Sheathing his Bowie knife, Guillermo added almost as an afterthought, “Could have avoided this whole mess, puto. All you had to do was let us borrow your truck. But you’s too proud. Too stingy. That’s all you had to do, and you’d be home with your dead wife, sticking it to her. Instead, you pull a gun on us. You and your fat friend. Cuff us to a tree. Leave us to die.” He shook his head. “Estúpido.”

Sammy reiterated the last word as he hauled himself back onto the tailgate. “Estúpdio.”
 

“I came back for you. To free you both.” David immediately regretted uttering the response. It sounded desperate and pleading. Like he was begging for his miserable life. Maybe he was.

Smiling, Sammy said, “Yeah, that’s what they all say.”

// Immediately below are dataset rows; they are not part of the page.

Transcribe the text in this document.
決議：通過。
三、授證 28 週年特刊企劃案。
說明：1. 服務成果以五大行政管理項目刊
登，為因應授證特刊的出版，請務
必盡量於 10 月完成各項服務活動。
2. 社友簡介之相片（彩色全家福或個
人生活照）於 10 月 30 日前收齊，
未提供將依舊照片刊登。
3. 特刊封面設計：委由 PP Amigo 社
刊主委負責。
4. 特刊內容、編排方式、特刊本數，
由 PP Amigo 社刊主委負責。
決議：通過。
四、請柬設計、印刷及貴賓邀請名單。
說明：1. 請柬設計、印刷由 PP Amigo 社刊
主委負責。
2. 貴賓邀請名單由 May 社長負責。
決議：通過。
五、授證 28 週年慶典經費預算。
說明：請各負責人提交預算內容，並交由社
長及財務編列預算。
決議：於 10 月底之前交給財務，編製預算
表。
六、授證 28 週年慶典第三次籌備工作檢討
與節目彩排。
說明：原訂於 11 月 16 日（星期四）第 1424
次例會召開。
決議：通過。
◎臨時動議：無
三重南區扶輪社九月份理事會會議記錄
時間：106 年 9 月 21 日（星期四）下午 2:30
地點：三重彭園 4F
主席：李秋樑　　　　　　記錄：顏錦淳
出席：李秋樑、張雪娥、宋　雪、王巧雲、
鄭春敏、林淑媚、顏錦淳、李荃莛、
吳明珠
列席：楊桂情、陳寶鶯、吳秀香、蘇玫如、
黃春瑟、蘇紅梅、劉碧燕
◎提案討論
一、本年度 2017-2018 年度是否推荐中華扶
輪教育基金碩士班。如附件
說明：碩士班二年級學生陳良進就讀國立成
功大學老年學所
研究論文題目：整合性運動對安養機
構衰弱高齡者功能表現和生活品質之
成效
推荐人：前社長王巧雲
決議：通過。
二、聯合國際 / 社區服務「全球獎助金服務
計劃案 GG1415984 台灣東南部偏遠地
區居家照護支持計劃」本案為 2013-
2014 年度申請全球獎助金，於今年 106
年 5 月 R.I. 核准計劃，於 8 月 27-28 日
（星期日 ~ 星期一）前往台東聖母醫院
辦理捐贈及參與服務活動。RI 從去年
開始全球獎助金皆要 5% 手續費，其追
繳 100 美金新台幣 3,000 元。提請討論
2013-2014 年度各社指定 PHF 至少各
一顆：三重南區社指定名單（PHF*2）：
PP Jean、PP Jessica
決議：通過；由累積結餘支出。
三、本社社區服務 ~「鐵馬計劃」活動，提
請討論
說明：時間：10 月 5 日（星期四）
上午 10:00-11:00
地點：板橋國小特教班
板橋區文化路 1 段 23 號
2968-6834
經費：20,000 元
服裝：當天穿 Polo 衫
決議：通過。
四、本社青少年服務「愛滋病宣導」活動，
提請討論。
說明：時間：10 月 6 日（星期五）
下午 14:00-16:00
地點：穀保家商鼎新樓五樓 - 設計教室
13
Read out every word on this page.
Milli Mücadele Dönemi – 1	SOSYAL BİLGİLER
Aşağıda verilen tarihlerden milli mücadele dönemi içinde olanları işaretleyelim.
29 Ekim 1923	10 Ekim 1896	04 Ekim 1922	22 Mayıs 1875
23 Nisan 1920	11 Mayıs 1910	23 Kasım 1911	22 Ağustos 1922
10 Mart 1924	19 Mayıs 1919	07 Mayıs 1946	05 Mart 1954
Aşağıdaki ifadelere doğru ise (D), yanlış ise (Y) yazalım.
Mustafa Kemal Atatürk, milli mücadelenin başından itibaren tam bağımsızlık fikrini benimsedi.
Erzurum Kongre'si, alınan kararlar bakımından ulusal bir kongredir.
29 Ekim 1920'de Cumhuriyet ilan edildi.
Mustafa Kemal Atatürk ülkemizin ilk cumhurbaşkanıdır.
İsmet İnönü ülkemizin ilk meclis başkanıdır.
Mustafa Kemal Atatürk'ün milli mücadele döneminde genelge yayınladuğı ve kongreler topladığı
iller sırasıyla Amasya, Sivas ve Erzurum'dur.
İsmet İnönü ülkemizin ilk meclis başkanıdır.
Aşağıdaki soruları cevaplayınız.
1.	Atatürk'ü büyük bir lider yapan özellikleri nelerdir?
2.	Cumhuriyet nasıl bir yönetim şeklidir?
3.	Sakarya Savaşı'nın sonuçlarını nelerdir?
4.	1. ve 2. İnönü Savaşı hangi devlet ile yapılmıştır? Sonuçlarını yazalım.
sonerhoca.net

“I did.” David’s voice was a hoarse mess. He coughed, winced.

Sammy glanced at Gills. “You see Nancy come back out there after he left us cuffed to that fucking tree, Gills?”

“I didn’t see no Nancy.”

Another irritating chuckle, grating David’s tender spirit. It hurt to talk back, and maybe that was a good thing.
 

“Yeah. I didn’t think so.” Sammy turned his full attention back to reclaiming his perch. “Maybe my brother’d still be alive if you had, El Jefe. His blood’s on your hands.”

“I had … nothing to do with … Mitch’s death.” He grimaced, every syllable a struggle.

“Oh, I beg to differ. Yes I do. You see, evidently you made ‘ole Doc back there a widow the night you peeled outta here so quick-like. Pissed him off real bad, you did.”

David gravely disliked conversing with this redneck thug, but focusing on something other than the symphony of pain shrieking a discordant opus throughout his body helped plug the tears. He welcomed the reprieve, however brief and unpleasant.

“I didn’t kill anyone’s wife.”

“Oh, yes you did, El Jefe. Ran her down in cold blood. Like a goddamned dog.” Sammy patted the truck bed. “Exhibit ‘A’ right here.”

David’s thoughts jumped back to that night. Mitch showing up on the Franken-Harley. Mitch grabbing the shotgun, heading to the pond where Sammy and Gills were chained to the tree. David and company taking off in the truck. The rough and bumpy ride down the driveway. The driveway.